QUAKE RISK IN CHINA UNHEEDED?

Thomas Riggins

The New York Times opens an article in today’s paper [Experts Warned of Quake Risk in China] by saying Chinese scientists repeatedly warned the government about the possibility of an earthquake in Wenchuan where 87,000 people were killed last month. The government did little to prepare for one and the building codes remained below those usually set for earthquake zones (lower than in Beijing, for example).

This was a great human disaster but the CPC did not cause this quake. However, the free for all economic enrichment that has been going on in China may have caused corrupt local party elements to have authorized really substandard school construction which led to the deaths of thousands of children. The central government must really investigate this and I have no doubt that it will.

The last big quake in the area was in 1933. The Longmenshan belt, a major active fault zone, runs through the area. No one can predict when a quake will occur and Chinese scientists have been arguing for better safety measures for years. Even back in the 1950s, the Soviet Union was proposing stronger measures for earthquake safety in the region.

However, the Times reports, on a list recently put out to alert authorities of the most dangerous areas to watch out for, the Longmenshan belt was not included. The Chinese Earthquake Administration scientists seemed to have not pressed the government to take timely action.

Chinese seismologists are reported to have said even had the government enforced the building code they recommended for the area the quake that actually hit would have still been so strong (it was 8 on the Richter scale) that the damage may have been the same.

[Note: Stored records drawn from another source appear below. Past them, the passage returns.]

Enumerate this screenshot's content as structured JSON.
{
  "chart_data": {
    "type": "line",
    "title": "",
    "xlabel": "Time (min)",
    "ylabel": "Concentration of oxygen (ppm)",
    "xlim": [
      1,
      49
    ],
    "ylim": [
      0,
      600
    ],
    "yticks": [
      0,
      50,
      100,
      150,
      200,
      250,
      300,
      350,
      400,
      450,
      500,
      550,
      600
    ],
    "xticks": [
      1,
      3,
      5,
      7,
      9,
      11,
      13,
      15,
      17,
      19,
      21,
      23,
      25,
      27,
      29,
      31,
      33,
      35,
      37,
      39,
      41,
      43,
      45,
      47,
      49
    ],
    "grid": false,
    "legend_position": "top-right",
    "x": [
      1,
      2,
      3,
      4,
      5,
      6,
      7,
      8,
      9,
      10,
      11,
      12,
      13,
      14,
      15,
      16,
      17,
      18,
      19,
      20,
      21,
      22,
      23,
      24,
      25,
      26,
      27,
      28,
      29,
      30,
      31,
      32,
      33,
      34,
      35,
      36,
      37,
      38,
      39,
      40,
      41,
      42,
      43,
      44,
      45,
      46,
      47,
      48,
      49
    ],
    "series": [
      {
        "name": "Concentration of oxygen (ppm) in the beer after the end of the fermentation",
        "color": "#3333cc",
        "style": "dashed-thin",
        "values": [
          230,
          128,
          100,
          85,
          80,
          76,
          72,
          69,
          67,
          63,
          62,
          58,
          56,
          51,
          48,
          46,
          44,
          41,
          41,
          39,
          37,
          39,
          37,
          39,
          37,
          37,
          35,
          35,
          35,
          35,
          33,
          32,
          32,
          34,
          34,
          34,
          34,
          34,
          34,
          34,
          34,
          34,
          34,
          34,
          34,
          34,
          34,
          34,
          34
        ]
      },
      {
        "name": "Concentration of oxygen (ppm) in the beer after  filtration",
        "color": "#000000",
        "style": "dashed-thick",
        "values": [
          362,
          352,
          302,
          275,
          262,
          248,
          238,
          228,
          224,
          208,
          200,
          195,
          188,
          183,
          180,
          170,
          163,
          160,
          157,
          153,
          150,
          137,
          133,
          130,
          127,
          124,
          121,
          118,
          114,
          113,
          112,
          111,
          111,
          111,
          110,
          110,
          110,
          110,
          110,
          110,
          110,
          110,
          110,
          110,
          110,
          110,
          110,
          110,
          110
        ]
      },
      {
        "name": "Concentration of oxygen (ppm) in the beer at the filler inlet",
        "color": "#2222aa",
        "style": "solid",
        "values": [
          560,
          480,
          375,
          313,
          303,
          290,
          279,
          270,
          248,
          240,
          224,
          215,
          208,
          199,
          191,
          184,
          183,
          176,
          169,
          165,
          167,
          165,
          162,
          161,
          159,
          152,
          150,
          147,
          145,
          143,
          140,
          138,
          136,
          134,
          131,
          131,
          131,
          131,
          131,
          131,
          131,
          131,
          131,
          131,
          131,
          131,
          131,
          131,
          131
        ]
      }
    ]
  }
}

However there is one distressing attitude that some Chinese earthquake scientists expressed that is discouraging. The Times reports, “Many Chinese experts invoked the high cost of building structures to withstand major earthquakes as a rationale for the failure to do so.” These “experts” should go and tell this to the parents of the children killed by the quake.

One other thing is clear. The Chinese government responded to the disaster in an exemplary fashion and did not abandon the people, as did the Bush administration after hurricane Katrina.